Ina and I went to see 'The Martian' at the local cinema yesterday. I haven't read the book (though it may well be my sort of thing) and the director, Ridley Scott, is someone about whom I am very, very ambivalent; all of his pictures are ravishingly shot, but he seems to loathe science and logic and historical research (or he picks screenwriters who do.) I still think Alien
his best movie, but I am one of the two people in the world who dislikes every single cut of Blade Runner
(the other one is my housemate, inamac
), whose DVD index labels Black Hawk Down
as CBATF (Can't be arsed to finish), and who put her foot down after Robin Hood
(which Ina forced me to watch) as "No more Scott pseudo-historicals, please
." This may be a little hypocritical of me, because I really liked Gladiator
and Kingdom of Heaven
despite being full of bad history and so placed them in an 'alternate universe' category.
But the reviews said this was Scott's best movie in years, that it was clever and funny and, save for some named exceptions, scientifically accurate and that Matt Damon, of whom I am fond, was brilliant in it. Ina and I rarely have the same taste in movies, though I have learned to trust her judgement about some movies she walks out on (and am trusting it completely about The Man from UNCLE
) but this time she wanted to see it too. (I suspect this was because there were not going to be any long fight/sex sequences in it and no big robots bashing each other.)
She didn't walk out. She didn't go to sleep. Her only complaint was that she couldn't hear some of the dialogue, which seeing as she had deliberately left her hearing aid at home...
And me? I loved it to bits. It reminded me forcefully of why I have always loved 'hard' science fiction - I am pretty sure that people like John W. Campbell Jr and Hal Clement would have adored it too. And the protagonist, Mark Watney, is surely a good example of Heinlein's 'competent man.' It is tense, interesting and often very funny and the Martian landscapes are stunningly portrayed.
On the other hand, if you are not interested in watching brilliant minds 'science their way out of this' then forget it. There is one action sequence towards the end, and another features one the acknowledged scientific inaccuracies - the force of a Martian wind - but without that one there would be no story. (And if, like Mark Watney, you hate 'disco' music, then you might well dislike the sound track, though the sound of rockets taking off shakes your seat superbly.)( Spoilers, sweetieCollapse )
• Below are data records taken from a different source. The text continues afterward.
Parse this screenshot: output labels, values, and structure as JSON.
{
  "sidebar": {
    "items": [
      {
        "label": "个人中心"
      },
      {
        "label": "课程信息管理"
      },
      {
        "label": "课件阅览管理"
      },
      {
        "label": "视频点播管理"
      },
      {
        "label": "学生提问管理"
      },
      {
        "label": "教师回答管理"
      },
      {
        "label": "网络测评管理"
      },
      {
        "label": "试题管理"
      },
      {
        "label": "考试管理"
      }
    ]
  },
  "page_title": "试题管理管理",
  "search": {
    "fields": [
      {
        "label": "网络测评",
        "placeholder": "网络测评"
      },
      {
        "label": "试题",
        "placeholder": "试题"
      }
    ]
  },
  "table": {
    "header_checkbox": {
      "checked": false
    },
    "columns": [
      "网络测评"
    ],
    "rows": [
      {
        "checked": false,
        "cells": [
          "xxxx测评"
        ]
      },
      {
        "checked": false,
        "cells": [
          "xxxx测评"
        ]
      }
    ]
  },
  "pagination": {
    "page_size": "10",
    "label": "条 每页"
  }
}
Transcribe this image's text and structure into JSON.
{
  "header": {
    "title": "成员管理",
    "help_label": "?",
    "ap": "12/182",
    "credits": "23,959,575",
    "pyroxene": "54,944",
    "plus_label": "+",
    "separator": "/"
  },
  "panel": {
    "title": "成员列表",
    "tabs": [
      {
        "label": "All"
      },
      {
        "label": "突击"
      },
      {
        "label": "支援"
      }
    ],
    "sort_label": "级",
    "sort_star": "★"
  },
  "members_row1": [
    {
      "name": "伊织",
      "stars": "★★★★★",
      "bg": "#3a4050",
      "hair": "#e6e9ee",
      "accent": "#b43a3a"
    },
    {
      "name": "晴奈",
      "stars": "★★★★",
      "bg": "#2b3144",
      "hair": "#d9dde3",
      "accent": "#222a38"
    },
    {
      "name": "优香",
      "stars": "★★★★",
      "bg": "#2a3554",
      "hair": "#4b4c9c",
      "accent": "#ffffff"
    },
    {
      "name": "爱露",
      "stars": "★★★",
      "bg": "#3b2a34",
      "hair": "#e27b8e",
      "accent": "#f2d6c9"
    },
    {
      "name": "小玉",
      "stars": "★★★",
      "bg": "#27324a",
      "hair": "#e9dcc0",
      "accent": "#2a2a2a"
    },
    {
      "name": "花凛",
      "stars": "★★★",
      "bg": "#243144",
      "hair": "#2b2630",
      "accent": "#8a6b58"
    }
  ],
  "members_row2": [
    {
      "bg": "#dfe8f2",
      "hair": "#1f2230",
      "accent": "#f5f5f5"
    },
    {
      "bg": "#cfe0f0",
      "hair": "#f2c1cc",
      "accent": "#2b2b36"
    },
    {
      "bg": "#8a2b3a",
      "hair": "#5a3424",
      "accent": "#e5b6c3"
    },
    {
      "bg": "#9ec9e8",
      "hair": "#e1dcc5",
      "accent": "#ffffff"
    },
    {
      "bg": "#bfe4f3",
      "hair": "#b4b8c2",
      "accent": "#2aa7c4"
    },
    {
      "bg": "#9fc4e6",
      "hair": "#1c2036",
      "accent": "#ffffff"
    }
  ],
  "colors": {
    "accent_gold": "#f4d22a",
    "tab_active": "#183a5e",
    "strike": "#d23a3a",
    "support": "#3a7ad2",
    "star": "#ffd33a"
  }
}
Though most of the acting is competent enough, it is Damon who carries it on his shoulders, and it would take a real effort of will not to engage with his humour, his cheerfulness and his struggle to survive. But this is science
fiction, which has always been the fiction of ideas, and it is the science and engineering that drive The Martian.
Don't look for mental breakdowns, cheesy love stories, parent/child angst or eye-rollingly bad philosophy (and yes, Interstellar
I'm looking at you) because you won't find those things (or bookcases on the other side of a Black Hole - sheesh!)
This is a fun
movie! The new Star Wars
movie is going to have to be very, very good indeed to beat it to the Hugo.